Jacob Lawrence moved to Harlem when he was 13 and grew up in this vibrant community. He took art classes at the Utopia House and the Harlem Workshop while carefully observing the activity and rhythm's of Harlem’s daily life.
Lawrence grew up among some of the most well-known African American thinkers during the Harlem Renaissance. He lived in the same building as the poet Claude McKay and attended the Apollo Theater where he recalled viewing performances in which “everything was jagged, bright, and brittle...so maybe my color and my shapes have this quality and developed out of that experience.”
In the classroom activities below, students will identify and compare the different influences from the Harlem Renaissance on Jacob Lawrence’s work.
Apollo Theater Playbill
Frank Schiffman Apollo Theater Collection, Archives Center, National Museum of American History, Smithsonian Institution.
Aspects of Negro Life: Song of the Towers
Art and Artifacts Division, Schomburg Center for Research in Black Culture, The New York Public Library, Astor, Lenox, and Tilden Foundations.
Oil on canvas, 1934View Detail
This is Harlem
Hirshhorn Museum and Sculpture Garden, Smithsonian Institution, Washington, DC; gift of Joseph H. Hirshhorn, 1966. © 2006 The Jacob and Gwendolyn Lawrence Foundation, Seattle/Artists Rights Society (ARS), New York.
Gouache on paper, 1943View Detail
In the Classroom: Mural Painting Activity
Jacob Lawrence spent a lot of time at the 135th Street Branch of the New York Public Library conducting research and taking art classes. This is also where Lawrence encountered Aaron Douglas’s four-panel mural Aspects of Negro Life (above).
Douglas was a painter of his community’s history, and he inspired Lawrence to become a contemporary African American storyteller. Lawrence was also influenced by Mexican muralists Diego Rivera and José Clemente Orozco.
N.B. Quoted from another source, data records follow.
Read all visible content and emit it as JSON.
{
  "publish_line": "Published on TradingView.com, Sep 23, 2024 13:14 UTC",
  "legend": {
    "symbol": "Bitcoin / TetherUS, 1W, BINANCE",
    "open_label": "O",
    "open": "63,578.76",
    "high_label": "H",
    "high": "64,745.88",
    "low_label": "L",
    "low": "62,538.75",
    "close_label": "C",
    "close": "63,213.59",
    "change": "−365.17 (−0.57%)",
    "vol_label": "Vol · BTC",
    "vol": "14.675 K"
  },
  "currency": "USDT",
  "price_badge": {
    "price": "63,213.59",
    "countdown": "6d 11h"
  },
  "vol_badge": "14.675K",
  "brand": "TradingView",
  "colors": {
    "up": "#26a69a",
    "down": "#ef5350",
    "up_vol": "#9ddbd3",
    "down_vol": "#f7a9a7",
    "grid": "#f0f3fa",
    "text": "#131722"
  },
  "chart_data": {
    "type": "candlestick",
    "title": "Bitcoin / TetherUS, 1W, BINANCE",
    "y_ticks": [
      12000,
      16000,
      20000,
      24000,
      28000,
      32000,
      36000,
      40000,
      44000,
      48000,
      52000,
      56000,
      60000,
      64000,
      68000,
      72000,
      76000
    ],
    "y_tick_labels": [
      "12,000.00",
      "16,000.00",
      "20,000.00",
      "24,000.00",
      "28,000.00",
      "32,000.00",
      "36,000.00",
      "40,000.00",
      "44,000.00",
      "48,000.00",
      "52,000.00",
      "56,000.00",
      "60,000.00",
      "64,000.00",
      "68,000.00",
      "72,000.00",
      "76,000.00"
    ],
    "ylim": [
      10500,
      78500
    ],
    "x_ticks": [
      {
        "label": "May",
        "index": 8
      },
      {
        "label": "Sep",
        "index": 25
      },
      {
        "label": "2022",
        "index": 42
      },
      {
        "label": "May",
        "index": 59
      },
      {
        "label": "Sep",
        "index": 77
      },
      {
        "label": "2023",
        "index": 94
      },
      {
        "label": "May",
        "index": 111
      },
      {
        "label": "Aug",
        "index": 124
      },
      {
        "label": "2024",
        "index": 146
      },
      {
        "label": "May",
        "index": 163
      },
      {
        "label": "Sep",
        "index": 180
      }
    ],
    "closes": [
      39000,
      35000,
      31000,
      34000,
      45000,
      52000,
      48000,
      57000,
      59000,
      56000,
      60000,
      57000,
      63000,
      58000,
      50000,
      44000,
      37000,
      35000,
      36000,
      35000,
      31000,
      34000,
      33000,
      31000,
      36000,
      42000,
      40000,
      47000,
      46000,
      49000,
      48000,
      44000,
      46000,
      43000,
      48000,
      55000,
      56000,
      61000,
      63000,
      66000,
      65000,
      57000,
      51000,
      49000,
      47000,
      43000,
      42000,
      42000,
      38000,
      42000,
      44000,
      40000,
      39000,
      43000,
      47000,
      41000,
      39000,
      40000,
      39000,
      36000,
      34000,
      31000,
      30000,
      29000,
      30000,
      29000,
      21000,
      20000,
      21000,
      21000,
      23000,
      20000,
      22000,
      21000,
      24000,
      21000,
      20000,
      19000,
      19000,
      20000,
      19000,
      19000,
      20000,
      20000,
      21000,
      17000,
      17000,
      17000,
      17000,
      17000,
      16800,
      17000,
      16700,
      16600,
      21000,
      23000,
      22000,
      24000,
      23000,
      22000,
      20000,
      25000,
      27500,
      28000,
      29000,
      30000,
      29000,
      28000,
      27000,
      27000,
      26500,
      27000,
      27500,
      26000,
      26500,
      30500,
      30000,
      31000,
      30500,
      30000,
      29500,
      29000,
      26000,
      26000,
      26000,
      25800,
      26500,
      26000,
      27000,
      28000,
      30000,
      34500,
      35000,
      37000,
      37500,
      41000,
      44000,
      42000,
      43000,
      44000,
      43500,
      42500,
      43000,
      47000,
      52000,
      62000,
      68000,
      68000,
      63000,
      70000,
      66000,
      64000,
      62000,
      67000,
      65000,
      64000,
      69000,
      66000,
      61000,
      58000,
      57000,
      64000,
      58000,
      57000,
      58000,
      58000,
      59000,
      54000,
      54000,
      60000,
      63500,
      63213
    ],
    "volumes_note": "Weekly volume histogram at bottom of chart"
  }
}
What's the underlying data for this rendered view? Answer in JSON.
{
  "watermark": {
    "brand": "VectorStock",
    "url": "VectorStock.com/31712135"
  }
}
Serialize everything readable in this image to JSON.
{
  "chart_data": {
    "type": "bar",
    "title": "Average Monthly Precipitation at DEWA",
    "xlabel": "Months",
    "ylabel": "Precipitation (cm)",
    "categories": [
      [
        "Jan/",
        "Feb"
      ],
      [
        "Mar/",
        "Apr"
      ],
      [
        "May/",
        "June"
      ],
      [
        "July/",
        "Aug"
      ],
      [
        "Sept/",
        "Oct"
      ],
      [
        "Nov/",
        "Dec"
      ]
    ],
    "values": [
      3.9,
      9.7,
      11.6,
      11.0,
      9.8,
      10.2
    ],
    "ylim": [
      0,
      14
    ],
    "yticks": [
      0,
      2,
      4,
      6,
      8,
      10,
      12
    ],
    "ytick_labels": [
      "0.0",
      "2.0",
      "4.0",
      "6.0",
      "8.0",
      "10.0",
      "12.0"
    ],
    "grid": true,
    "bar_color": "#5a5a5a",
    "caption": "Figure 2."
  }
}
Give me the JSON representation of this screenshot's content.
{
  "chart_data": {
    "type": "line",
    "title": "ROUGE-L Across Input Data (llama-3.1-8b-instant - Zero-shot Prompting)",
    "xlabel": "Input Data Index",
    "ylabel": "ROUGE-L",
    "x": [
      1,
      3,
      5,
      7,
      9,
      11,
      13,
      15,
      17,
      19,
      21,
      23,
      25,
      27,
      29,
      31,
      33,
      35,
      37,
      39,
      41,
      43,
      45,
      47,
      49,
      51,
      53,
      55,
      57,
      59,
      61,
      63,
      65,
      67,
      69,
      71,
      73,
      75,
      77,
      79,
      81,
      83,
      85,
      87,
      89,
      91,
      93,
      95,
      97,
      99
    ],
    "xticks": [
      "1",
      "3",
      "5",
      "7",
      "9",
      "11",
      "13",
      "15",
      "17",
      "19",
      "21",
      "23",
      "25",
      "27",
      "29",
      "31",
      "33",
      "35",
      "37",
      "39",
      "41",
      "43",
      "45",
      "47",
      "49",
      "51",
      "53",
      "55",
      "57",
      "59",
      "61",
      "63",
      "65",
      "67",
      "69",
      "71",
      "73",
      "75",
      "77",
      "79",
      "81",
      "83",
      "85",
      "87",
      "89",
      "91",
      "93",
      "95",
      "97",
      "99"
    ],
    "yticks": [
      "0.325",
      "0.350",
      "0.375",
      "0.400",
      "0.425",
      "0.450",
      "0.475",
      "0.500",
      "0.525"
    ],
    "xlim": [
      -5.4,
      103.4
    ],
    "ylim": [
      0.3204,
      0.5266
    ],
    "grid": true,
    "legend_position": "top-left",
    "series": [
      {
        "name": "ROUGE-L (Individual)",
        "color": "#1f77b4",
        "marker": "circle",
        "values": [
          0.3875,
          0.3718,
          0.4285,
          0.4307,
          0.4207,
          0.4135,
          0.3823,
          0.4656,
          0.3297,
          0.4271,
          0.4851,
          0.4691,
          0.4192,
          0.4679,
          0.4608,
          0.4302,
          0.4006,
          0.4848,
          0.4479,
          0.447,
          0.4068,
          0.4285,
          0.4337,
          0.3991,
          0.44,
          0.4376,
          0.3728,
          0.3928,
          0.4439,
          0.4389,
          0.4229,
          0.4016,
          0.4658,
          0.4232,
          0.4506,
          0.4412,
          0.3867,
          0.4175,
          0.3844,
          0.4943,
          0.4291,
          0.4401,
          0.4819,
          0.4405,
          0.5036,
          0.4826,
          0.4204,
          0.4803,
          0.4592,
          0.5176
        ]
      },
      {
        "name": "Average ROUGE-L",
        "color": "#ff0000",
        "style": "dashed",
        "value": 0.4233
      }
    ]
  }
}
Compare the similarities between the narratives in Douglas’s painting and Lawrence’s Migration Series. Ask students to synthesize their knowledge of Douglas and Lawrence’s artistic styles and combine it with their own style to create a mural that tells a story about their community. This can be an individual, group, or class project.
In the Classroom: Compare and Contrast Activity
Alain LeRoy Locke was the Harlem Renaissance’s foremost philosopher and thinker. A professor at Harvard University, Locke passionately believed African American artists should distinguish themselves by tapping into their African heritage, folk traditions, and communities as sources of inspiration.
Locke’s writings and ideas reinforced Lawrence’s enthusiasm for African American culture and the street of Harlem as a subject matter.
Ask students to read Locke’s essay, Harlem, Mecca of the New Negro and then look closely at Lawrence’s painting, This is Harlem (above).
Compare and contrast how Locke and Lawrence portray Harlem through their different mediums. What are the similarities and differences? How did Locke influence Lawrence?
Students can also read the essay again and make note of when Locke refers to “waves” and “crests” to describe the Great Migration. Identify which panels portray waves of migrants moving to the north. How does Lawrence use imagery of waves of people in The Migration Series?